Trump's campaign was built in part on a promise to return industrial jobs to areas such as the Rust Belt. But whatever economic penalties China might pay in a trade war, there would not likely be a direct benefit for the U.S., experts believe.
Apple might be compelled to move its export manufacturing base from the Chinese city of Shenzhen to another place such as Vietnam, while a shoe company like Nike could move to somewhere like Indonesia. Even if some vacancies did trickle back to the States, most would probably be filled by robots.
Not everyone predicts even losses, with some suggesting China might actually welcome such a war.
Tang Xiaoyang, deputy director of the Carnegie-Tsinghua Center for Global Policy, thinks China might benefit from the U.S. tearing up international trade agreements.
"A trade war would cause confusion and complication for the global economy but in the long term it would not hurt China, it would rather hurt the country that launched it, the United States," he said. "China is already strong enough to resist such a trade war."
Tang said the China that Trump has been bashing no longer exists. It's no longer focused on cheap labor that earned it the nickname "the workshop of the world." Rather, it's now concentrating on manufacturing its own products to compete with imports from the U.S. and elsewhere.
In May, China unveiled a grand industrial strategy "Made in China 2025," including plans to grow its own brands in areas such as computing equipment, robotics and the aerospace industry.
"Trump sounds like he's attacking the China of five years ago," Tang said. "iPhones, movies, cars — these things China is able to make itself but with less well-known brands.

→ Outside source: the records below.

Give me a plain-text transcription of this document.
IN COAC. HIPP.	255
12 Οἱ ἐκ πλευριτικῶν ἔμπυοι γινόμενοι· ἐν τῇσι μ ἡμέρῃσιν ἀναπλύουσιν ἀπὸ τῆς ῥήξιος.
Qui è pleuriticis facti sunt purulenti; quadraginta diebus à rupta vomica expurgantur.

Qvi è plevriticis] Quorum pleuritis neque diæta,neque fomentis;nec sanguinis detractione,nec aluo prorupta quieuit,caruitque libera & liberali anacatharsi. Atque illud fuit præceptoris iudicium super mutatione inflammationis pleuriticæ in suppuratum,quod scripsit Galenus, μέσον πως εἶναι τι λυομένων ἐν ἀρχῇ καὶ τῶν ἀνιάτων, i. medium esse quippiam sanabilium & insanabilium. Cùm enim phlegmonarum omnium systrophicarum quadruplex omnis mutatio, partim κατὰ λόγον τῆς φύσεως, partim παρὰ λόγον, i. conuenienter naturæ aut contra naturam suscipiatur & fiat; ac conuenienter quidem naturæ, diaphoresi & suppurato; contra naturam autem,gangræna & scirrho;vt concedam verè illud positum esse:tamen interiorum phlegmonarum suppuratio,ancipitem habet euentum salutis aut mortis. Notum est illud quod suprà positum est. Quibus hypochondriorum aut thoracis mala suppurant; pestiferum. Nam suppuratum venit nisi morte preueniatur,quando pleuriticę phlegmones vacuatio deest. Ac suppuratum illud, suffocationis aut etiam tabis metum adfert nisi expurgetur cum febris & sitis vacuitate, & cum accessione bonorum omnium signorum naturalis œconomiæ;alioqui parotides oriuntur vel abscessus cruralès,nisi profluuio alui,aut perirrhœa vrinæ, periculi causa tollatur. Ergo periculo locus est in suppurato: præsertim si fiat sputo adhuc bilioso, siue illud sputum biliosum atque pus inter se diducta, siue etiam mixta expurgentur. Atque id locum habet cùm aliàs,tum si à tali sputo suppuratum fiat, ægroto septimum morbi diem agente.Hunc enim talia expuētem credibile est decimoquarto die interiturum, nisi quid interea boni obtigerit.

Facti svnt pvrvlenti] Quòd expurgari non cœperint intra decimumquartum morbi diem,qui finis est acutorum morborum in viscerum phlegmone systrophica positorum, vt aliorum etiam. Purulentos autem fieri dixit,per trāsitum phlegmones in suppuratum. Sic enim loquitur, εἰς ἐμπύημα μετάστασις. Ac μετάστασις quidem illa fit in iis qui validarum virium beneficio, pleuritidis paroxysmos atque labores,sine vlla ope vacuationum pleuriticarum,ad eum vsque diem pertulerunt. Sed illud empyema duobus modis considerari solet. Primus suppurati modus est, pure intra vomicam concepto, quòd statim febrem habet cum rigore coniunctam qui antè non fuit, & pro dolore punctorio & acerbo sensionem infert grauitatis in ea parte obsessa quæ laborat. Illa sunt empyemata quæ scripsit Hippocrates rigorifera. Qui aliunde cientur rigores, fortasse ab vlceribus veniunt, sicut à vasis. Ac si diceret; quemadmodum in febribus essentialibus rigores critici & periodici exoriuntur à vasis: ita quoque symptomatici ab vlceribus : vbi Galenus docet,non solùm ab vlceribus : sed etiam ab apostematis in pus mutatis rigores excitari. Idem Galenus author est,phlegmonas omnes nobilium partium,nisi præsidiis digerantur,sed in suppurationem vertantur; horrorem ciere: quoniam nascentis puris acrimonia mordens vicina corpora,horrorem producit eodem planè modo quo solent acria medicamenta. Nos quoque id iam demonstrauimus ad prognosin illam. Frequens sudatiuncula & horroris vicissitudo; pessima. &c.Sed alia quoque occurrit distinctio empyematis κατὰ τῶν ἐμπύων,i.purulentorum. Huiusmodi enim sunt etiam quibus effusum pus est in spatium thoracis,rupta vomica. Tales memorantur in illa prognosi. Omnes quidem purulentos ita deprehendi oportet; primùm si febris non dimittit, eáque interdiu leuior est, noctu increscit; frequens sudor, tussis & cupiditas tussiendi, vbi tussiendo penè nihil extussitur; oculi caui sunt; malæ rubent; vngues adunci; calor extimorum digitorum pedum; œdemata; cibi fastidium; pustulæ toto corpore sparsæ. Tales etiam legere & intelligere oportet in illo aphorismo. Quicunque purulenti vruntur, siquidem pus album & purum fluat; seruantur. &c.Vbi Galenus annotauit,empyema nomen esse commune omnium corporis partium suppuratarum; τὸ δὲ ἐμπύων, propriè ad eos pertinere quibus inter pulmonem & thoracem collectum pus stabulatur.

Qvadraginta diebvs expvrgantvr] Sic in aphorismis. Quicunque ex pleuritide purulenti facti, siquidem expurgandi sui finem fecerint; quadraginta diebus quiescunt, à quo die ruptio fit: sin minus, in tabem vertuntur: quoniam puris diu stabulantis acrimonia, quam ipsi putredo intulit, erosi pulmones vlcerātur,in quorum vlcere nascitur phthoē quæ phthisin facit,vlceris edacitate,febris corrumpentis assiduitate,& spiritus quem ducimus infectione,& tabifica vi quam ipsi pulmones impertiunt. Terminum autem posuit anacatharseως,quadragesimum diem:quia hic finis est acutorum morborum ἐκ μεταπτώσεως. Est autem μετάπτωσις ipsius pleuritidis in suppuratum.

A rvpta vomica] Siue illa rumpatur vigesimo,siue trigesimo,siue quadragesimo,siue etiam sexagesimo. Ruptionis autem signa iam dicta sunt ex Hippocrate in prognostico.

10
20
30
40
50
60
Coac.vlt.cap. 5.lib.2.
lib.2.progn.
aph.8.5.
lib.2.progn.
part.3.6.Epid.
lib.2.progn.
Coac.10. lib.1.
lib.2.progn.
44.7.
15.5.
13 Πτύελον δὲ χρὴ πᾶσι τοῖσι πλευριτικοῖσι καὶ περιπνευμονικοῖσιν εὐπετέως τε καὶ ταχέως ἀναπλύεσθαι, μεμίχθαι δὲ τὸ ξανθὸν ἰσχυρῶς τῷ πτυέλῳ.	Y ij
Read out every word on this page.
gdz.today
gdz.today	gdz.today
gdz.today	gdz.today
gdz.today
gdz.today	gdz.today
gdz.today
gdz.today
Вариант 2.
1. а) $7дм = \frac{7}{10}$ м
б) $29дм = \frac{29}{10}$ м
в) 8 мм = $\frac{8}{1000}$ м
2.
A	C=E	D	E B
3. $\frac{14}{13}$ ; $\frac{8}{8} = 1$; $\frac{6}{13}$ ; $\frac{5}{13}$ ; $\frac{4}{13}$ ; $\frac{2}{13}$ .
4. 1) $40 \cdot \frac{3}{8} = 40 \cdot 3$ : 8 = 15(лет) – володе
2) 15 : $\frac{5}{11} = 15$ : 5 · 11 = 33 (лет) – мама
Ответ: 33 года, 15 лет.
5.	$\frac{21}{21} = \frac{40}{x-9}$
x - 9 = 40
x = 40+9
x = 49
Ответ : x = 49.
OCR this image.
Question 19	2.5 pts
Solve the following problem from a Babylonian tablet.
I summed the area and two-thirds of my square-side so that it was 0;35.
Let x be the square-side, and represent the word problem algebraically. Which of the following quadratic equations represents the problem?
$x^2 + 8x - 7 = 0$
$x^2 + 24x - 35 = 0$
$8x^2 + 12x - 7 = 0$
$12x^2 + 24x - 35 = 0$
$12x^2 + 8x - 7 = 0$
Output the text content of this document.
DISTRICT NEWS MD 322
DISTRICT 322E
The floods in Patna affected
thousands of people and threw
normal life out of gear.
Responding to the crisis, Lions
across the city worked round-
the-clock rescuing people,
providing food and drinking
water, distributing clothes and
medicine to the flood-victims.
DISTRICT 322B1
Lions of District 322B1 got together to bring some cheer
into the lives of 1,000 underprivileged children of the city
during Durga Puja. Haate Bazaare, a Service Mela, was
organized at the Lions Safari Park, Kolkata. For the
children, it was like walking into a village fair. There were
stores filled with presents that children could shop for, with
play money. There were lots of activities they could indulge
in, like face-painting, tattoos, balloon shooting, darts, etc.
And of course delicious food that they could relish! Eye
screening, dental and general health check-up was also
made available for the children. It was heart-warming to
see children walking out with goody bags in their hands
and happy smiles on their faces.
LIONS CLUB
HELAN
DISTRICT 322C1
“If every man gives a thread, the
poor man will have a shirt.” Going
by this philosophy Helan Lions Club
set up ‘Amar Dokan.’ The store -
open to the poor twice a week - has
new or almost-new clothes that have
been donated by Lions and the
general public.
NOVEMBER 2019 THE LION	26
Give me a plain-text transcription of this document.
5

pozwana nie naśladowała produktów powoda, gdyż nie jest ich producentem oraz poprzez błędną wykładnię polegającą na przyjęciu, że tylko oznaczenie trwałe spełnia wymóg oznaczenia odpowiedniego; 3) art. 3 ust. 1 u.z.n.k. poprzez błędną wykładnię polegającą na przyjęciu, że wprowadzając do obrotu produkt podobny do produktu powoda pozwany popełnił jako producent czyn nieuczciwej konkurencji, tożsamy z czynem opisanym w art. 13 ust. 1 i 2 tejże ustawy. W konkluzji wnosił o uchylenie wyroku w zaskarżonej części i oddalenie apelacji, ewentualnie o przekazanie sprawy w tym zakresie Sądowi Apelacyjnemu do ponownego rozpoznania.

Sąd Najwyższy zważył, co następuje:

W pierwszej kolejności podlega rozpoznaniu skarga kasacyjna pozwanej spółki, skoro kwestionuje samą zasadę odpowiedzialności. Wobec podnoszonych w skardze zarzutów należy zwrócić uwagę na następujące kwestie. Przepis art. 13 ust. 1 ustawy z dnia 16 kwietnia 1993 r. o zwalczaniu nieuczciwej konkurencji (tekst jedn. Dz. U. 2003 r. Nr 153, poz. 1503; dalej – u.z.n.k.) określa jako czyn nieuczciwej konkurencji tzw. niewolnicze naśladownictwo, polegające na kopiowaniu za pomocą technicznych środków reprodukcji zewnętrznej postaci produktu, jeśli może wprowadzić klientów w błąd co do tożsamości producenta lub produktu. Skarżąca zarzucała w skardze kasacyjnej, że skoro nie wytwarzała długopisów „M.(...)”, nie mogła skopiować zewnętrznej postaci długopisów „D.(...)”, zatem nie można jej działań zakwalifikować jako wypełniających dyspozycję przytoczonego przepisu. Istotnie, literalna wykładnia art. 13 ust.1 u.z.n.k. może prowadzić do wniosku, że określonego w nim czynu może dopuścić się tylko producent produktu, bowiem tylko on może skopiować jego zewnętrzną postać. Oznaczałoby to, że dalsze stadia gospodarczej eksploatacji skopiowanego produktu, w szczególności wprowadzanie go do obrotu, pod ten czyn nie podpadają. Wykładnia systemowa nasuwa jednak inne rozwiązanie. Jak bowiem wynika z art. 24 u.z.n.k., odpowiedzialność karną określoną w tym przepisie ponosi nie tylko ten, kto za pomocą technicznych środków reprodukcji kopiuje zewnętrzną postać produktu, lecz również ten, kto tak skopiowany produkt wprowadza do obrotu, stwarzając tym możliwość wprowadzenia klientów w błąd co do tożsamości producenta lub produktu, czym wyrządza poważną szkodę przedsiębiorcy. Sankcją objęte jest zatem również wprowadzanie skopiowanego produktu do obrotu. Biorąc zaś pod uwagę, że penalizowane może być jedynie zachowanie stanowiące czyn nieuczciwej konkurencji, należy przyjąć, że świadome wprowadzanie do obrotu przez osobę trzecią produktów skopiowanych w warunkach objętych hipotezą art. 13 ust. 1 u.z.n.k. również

A trade war might even benefit its own brands and its own products."
Other experts say Trump's allegation that China is a currency manipulator is also outdated. The U.S. and others have previously alleged that Beijing suppressed the value of the yuan so its exports would be cheaper.
"In fact, the evidence is that they have been propping up their currency, for all sorts of different reasons," according to William J. Antholis, CEO of the Miller Center, a nonpartisan affiliate of the University of Virginia.
The threat of a tariff could also be moot because Trump would likely require congressional approval for imposing such a high levy on a permanent basis.
"It's not the kind of thing he could do by administrative fiat," Antholis said. "And this is the exact kind of thing that a Republican congress that is pro-trade would have a hard time following through with."
Instead, the threat of high tariffs might be used as a ploy to try to stop China stealing U.S. intellectual property. This practice — of which China is the world's largest perpetrator — costs the American economy $300 billion a year, according to a 2013 bipartisan commission report.
"Tariffs will be used not as an end game but rather as a negotiating tool to encourage our trading partners to cease cheating," according to a white paper written by Trump's senior policy advisor Peter Navarro. "If, however, the cheating does not stop, Trump will impose appropriate defensive tariffs to level the playing field."
Just as Europe is hoping that Trump doesn't follow through on his campaign rhetoric surrounding NATO, Chinese officials are publicly saying they hope Trump's bark is worse than his bite.
"Keep in mind that campaign commentary is not government policy," said James Zimmerman, chairman of the American Chamber of Commerce in China. "Indeed, the president-elect will get absolutely nothing done and create much uncertainty if he carries through with his campaign rhetoric on trade and China."